The thing about Nicodemus is that that’s the sort of question he was asking, according to his faith, as he understood things. And he showed up to Jesus looking, it seems to me, for some kind of text book answer; some kind of 50 cent word; some sort of theological treatise to explain who/how/what/why Jesus was up to, what he was up to. After all, that’s always what any good Pharisee is after, right? Black and white, cut and dried, right and wrong sorts of lines in the sand – proof – about how things are or how they should be.

And too much of the time, that’s what we pretend faith is all about: proof of right and wrong, governed by religious tradition… proof, cut and dried and measured against ancient texts… black and white evidence by or for or against some religious law or doctrine or dogma or definition as we understand it – or as someone tells us we’re supposed to understand it. (I kind of think Nicodemus might have been satisfied with a clearly argued “Doctrine of the Trinity,” that night in the dark with Jesus.)

Which makes Jesus’ response to him so funny and so faithful and so cool, because Jesus gives Nicodemus none of those things

Jesus says, “No one can see the Kingdom of God without being born from above,” and “No one can enter the Kingdom of God without being born of water and Spirit.”  And he goes on and on with all this talk about being born of the flesh or born of the spirit and about the wind blowing where it chooses.  And I can almost see Nicodemus’ head spinning with it all, maybe confirming what so many of his fellow Pharisees had been trying to convince themselves about all along: that this Jesus from Nazareth was just another fake… another heretic… some new-age kook, selling a new-fangled spirituality for those simple-minded losers down by the lake.

But see, what’s most amazing about Nicodemus and his encounter with Jesus, is that Jesus’ new teaching changed him – and that he let it. We don’t hear much about Nicodemus after this, except in Chapter 7 when he actually stands up for Jesus, in the face of some of his fellow Pharisees. And he shows up one more time, at the end of John’s gospel. After the crucifixion, it’s this Nicodemus who helps anoint Jesus’ body and prepare it for burial. However and whenever it happened, it’s fair to assume that Nicodemus was swayed, in some meaningful way by his time with Jesus that night way back when.

And my point in all of this, I suppose, is to wonder what would happen if we put down our text books and our dictionaries, even our doctrine and our dogma some of the time? And what if we put down the defenses and the distractions they represent for us, too? What if we let go of what we pretend is locked-in or set in stone or settled, hard and fast, about the God we worship and the Scripture we read? What if we made more room for a living God and a living Word that are bigger than our best, most faithful descriptions or definitions?

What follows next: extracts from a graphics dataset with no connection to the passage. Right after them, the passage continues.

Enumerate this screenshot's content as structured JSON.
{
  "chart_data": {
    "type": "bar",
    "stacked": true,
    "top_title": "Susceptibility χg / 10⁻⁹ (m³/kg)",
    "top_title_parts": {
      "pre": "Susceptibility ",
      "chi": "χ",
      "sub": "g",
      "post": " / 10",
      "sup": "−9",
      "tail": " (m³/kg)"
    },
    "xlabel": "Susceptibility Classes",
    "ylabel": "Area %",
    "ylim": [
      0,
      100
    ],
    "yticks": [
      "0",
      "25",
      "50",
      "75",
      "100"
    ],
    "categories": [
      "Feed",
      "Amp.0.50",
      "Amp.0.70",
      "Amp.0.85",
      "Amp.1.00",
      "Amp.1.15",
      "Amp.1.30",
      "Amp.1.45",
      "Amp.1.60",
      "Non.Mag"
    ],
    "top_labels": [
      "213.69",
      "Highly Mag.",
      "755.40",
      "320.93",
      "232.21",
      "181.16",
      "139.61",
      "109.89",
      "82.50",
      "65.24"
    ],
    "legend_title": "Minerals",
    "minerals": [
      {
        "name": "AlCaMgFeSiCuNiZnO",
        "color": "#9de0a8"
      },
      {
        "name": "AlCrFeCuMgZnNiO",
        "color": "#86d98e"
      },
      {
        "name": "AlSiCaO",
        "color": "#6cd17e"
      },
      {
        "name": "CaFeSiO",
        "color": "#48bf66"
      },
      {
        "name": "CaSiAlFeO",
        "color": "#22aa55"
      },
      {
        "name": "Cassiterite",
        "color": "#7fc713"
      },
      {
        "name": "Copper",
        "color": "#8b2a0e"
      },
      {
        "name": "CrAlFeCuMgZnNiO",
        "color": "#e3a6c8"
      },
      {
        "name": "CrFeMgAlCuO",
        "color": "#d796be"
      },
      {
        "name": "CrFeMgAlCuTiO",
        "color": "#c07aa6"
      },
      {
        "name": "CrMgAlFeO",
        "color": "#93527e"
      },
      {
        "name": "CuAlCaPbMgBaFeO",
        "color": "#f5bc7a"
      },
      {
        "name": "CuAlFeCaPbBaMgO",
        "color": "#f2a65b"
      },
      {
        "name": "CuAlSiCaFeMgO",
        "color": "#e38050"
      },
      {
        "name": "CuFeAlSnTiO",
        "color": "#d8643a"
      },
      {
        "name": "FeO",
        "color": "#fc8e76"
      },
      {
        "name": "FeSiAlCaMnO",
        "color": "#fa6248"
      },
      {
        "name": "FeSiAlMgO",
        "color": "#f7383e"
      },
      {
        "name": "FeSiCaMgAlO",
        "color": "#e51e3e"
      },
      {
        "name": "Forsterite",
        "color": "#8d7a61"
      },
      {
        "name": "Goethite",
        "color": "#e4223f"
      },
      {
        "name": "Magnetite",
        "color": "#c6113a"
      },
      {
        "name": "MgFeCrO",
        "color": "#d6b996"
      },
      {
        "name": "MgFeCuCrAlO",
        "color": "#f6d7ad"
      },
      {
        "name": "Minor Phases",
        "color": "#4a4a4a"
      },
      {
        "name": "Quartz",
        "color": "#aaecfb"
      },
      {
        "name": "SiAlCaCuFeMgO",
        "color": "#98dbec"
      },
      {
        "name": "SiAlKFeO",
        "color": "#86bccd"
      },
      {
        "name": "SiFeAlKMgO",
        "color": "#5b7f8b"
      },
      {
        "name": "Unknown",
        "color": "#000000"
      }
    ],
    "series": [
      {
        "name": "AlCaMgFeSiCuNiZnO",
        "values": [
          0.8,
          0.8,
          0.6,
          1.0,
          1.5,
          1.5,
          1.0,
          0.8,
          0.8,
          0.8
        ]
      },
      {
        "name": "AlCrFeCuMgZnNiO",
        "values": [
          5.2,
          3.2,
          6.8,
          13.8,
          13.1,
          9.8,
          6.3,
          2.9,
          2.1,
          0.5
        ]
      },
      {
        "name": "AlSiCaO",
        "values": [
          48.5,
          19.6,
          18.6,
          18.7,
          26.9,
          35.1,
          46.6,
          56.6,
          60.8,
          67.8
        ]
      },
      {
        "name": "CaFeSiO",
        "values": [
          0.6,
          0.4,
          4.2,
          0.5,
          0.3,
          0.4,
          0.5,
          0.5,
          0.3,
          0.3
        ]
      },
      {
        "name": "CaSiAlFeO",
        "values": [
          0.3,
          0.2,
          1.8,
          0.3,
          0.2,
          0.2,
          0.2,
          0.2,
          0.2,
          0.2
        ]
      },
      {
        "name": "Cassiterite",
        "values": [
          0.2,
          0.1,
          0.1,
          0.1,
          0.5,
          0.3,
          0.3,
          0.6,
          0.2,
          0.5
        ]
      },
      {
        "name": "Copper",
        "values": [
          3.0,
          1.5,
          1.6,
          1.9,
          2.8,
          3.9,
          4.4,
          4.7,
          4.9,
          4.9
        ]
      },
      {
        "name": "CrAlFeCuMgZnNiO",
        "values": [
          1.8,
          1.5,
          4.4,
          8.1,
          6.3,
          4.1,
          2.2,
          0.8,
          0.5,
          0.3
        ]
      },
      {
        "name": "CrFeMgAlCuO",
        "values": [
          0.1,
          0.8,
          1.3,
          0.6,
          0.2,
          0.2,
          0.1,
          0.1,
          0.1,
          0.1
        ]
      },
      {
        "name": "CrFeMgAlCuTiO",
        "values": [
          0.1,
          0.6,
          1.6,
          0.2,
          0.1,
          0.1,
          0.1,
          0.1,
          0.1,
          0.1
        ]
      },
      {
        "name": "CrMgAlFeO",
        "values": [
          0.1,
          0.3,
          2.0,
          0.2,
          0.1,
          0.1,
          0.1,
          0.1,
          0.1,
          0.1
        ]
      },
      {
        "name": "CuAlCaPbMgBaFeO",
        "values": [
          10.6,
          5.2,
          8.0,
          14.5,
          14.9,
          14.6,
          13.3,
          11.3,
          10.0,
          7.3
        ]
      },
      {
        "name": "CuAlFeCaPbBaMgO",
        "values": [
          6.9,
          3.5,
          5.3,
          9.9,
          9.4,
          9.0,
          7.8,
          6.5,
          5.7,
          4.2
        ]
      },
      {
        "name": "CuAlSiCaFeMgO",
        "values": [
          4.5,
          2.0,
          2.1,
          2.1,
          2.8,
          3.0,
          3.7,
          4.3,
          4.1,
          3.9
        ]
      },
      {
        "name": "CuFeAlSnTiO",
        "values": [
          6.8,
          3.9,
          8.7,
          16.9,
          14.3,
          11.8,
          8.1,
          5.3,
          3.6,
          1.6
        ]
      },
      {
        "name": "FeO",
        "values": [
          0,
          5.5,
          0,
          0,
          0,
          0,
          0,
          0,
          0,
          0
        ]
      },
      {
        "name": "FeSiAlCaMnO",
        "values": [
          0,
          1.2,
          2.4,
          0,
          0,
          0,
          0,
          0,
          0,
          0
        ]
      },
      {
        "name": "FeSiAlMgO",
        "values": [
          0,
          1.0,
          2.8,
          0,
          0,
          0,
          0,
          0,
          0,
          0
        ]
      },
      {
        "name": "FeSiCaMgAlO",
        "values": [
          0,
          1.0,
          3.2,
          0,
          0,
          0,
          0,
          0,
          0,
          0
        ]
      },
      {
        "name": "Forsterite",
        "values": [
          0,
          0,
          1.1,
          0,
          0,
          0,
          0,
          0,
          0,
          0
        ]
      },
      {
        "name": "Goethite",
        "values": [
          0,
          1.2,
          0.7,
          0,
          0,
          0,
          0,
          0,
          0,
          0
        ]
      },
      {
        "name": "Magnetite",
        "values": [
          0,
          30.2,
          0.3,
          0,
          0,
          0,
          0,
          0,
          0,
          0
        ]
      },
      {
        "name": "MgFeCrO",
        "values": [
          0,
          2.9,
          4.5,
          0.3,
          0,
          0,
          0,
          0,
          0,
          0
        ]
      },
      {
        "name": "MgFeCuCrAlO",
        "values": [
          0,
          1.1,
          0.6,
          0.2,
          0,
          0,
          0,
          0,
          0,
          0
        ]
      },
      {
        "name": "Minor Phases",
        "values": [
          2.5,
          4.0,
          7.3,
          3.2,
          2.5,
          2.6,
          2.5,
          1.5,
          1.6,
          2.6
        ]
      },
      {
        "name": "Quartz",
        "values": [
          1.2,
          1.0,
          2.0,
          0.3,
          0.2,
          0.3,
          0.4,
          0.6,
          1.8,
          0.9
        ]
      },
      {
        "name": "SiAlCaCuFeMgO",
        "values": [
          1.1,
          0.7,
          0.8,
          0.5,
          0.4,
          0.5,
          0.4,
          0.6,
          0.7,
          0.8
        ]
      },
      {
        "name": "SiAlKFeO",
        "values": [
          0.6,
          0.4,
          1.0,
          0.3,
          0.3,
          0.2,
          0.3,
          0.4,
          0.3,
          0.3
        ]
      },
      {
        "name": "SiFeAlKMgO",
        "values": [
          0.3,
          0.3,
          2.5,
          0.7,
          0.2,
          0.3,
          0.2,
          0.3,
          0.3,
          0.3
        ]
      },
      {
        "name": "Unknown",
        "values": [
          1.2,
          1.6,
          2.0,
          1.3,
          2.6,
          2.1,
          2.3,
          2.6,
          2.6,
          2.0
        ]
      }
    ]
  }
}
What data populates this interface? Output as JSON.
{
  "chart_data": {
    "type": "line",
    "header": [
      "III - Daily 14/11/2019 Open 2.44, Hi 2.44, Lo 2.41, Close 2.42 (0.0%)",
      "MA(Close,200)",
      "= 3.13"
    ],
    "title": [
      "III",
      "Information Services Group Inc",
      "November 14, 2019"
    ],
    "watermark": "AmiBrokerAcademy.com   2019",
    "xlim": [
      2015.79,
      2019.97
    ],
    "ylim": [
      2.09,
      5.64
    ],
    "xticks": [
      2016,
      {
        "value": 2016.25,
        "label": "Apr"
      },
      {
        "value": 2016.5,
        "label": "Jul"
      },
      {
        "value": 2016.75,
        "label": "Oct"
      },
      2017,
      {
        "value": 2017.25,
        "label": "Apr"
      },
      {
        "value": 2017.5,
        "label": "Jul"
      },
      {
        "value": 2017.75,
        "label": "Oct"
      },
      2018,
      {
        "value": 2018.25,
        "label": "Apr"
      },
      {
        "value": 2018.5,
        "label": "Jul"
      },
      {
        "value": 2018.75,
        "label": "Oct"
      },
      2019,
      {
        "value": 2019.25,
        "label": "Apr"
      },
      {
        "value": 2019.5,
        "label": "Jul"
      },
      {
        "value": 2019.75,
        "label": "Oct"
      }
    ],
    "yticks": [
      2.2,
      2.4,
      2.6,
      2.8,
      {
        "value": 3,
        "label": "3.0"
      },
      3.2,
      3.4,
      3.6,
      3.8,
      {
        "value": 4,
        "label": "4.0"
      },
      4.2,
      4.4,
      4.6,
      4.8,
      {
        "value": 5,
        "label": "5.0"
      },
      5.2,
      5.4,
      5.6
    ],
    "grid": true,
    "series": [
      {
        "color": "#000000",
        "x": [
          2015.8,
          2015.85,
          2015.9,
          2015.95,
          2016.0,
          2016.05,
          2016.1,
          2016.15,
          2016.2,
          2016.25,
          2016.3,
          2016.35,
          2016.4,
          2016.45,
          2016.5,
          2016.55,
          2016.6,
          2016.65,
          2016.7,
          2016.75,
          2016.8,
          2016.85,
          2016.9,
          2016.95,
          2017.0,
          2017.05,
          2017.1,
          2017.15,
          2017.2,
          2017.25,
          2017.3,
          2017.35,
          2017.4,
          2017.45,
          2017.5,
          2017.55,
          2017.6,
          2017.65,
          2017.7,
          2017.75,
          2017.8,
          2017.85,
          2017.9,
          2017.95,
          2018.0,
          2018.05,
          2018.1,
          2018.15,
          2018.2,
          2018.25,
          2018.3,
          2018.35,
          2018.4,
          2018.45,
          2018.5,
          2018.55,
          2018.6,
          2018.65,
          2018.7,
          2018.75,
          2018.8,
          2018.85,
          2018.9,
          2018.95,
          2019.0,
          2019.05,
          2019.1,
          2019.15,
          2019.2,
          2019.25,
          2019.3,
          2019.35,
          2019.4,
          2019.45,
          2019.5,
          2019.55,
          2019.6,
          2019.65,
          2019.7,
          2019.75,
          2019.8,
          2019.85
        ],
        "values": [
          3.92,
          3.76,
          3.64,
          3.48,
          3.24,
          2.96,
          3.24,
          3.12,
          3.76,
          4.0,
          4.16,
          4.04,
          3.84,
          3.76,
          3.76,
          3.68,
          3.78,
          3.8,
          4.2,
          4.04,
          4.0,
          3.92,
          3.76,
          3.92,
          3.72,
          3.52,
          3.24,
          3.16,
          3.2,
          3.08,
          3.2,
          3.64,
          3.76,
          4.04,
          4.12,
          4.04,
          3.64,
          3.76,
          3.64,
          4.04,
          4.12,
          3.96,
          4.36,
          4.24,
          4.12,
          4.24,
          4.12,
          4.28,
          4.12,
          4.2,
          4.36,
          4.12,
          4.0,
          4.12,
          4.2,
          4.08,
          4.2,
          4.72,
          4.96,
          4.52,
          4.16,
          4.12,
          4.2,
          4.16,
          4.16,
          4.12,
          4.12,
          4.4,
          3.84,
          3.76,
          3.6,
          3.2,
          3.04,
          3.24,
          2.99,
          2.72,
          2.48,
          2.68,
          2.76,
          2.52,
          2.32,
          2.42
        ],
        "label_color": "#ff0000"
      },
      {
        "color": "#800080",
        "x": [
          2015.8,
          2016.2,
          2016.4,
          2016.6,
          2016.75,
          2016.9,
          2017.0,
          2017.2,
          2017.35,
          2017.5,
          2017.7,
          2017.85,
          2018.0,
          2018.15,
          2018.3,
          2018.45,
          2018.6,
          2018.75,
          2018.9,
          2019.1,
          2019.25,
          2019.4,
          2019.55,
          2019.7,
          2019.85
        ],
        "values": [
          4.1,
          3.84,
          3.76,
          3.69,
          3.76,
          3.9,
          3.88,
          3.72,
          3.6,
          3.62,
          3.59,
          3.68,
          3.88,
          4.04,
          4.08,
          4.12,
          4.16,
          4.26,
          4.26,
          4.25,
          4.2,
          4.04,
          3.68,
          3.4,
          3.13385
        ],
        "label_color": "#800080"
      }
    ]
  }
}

What would happen if we approached Jesus – and if we approached the God who meets us in one another – with honest, hard, holy questions and then let that God’s gracious, loving, forgiving – living, moving, breathing presence – reveal new things for us and change us in the face of our questions?

It can seem as risky for us as it was for Nicodemus, way back in the day. But my favorite thing about the Doctrine of the Trinity – this Father, Son, Holy Spirit stuff – is that it represents a relationship. We use it to describe a relationship between the many ways God is alive and evident in the world. And we use it to invite and encourage each other to engage a relationship with that living, loving God, just the same.

And when we dare to do that, like Nicodemus dared to do that, we might be born again – re-created – made new, in spite of ourselves. We might find we’ve entered the kingdom of God, right where we live. We might be changed – as God intends – by water and Spirit. And we might change the world, in return, by this grace we receive and then share in the name of this God who is Father, and Son, and Holy Spirit, and more, surely, than we have yet imagined.